Paper is one of the easiest materials to recycle, and it can be used for a variety of purposes. Read on to know more about how it is made fit to be used twice over...
Recycling paper helps in the conservation of various natural resources. Some suggest that for one ton of paper recycled, nearly 350 gallons of oil, 15 trees, and 5000 gallons of water is saved. It plays a key role in preventing deforestation. Benefits also include saving the land which goes waste due to the dumping of paper garbage.


1: Before the paper is taken to the recycling center, it has to be sorted out according to its type and grade, such as corrugated containers or newspapers. The dealer usually guides you on sorting the paper. The sorted paper is tightly bundled, and then sent to the paper mill, where it is stocked in the warehouse for further use. It will be transported to conveyors with the use of forklifts. The conveyor dumps the paper into a pulper, which is a machine used to convert the dry paper into pulp. It contains chemicals and water, and it breaks down the paper into small pieces.

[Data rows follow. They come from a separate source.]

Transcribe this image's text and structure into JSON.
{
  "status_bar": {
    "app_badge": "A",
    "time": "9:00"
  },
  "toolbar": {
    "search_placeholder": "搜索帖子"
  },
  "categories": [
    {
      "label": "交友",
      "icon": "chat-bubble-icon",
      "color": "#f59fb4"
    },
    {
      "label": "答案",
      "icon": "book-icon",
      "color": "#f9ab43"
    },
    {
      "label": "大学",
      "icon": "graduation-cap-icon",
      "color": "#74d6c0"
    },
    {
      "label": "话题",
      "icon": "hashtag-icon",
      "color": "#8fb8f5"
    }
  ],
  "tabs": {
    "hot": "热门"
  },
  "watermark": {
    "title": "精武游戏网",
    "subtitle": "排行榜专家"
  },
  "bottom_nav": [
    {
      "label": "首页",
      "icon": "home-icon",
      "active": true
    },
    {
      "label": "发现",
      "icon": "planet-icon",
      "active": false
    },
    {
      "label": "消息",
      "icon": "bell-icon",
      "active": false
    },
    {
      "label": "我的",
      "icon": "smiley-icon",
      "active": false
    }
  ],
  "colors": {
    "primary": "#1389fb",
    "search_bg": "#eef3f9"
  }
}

2: The mixture of paper along with chemicals and water is heated in order to break it down into a mushy pulp. The pulp is then screened to remove adulterants such as metal or plastic waste. For this operation, screens with holes of various shapes and sizes are used. It is then spun into large, cylindrical containers, where large particles of contaminants are thrown out of the container by spinning, and small particles, if present, will be collected at the center of the container.

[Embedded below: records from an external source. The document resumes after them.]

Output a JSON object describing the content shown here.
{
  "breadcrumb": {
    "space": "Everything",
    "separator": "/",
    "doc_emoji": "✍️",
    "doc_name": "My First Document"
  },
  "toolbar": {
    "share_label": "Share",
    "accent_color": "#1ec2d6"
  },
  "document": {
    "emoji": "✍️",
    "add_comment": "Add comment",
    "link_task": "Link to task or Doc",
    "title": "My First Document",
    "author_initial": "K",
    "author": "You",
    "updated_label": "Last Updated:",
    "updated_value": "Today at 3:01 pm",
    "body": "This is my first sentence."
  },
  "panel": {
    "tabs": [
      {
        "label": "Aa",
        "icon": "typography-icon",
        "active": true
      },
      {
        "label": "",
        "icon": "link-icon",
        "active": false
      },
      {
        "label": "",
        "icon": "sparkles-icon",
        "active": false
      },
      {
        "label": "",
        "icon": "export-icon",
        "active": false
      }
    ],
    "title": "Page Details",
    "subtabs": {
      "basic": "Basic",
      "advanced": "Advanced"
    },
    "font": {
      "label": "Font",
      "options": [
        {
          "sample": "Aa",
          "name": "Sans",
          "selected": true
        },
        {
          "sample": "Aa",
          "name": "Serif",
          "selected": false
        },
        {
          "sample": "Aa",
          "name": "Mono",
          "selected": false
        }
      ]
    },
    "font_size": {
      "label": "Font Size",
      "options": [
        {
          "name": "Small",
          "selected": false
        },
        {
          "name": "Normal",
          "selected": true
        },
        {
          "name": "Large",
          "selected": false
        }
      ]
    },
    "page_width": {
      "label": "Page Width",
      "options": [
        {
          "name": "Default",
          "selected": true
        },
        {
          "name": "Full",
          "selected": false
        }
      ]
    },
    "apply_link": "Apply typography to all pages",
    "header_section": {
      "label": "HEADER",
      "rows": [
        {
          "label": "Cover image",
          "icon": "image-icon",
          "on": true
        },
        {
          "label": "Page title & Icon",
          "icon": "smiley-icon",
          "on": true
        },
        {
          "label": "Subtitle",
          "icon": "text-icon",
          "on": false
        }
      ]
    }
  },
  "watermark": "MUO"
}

3: Now comes the process of de-inking, to remove printing ink and adhesive deposits left in the pulp. Sometimes, de-inking can be combination of two processes, such as flotation and washing. Heavy particles are taken off through air bubbles, which is called floating, and small deposits are removed by rinsing with water, which is called washing. During floating, the pulp is mixed with air and transported into the flotation cell, where ink and sticky deposits detach from the pulp and float on the top of the mixture with air bubbles. The foam created due to sticky and contaminated air bubbles is separated, thus leaving clean pulp in the container.

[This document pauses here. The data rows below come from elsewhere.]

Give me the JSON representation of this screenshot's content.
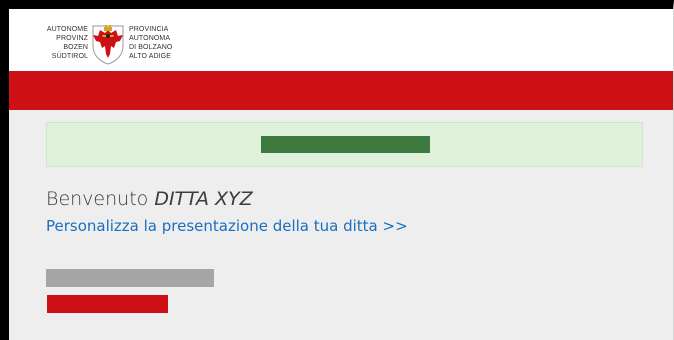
{
  "header": {
    "logo_left_lines": [
      "AUTONOME",
      "PROVINZ",
      "BOZEN",
      "SÜDTIROL"
    ],
    "logo_right_lines": [
      "PROVINCIA",
      "AUTONOMA",
      "DI BOLZANO",
      "ALTO ADIGE"
    ],
    "emblem_icon": "eagle-coat-of-arms-icon"
  },
  "colors": {
    "brand_red": "#cc1016",
    "notice_bg": "#dff1db",
    "notice_bar": "#3e7940",
    "link_blue": "#1a6fc0",
    "content_bg": "#eeeeee"
  },
  "main": {
    "welcome_prefix": "Benvenuto",
    "company_name": "DITTA XYZ",
    "personalize_link": "Personalizza la presentazione della tua ditta >>"
  }
}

4: Next comes the process of refining, where the pulp is beaten in order to inflate the fibers. This process will also separate large chunks of fibers into small particles. Chemicals for removal of coloring material on the paper are added for getting the dye off the pulp. The next step is dependent on the type of paper being produced. For instance, if you are making brown paper, you do not need to bleach it, however, if you are making white paper, you will need to bleach the pulp to give it a bright, white look.

5: Recycled pulp can be used alone, or it can be blended with other pulp, such as wood, banana or bamboo, to enhance its toughness. The pulp is passed on to the headbox, from where it is sprayed onto a flat wire screen in the form of a continuous stream. The screen separates water particles by draining and the remaining pulp fibers adhere to form a continuous stretch. The remaining water is removed through rollers by pressing the pulp. The finished paper is then rolled into bundles and taken to warehouse for storage, and then converted into different shapes, such as envelopes or loose pages.

This simple process can save countless trees if practiced by a multitude!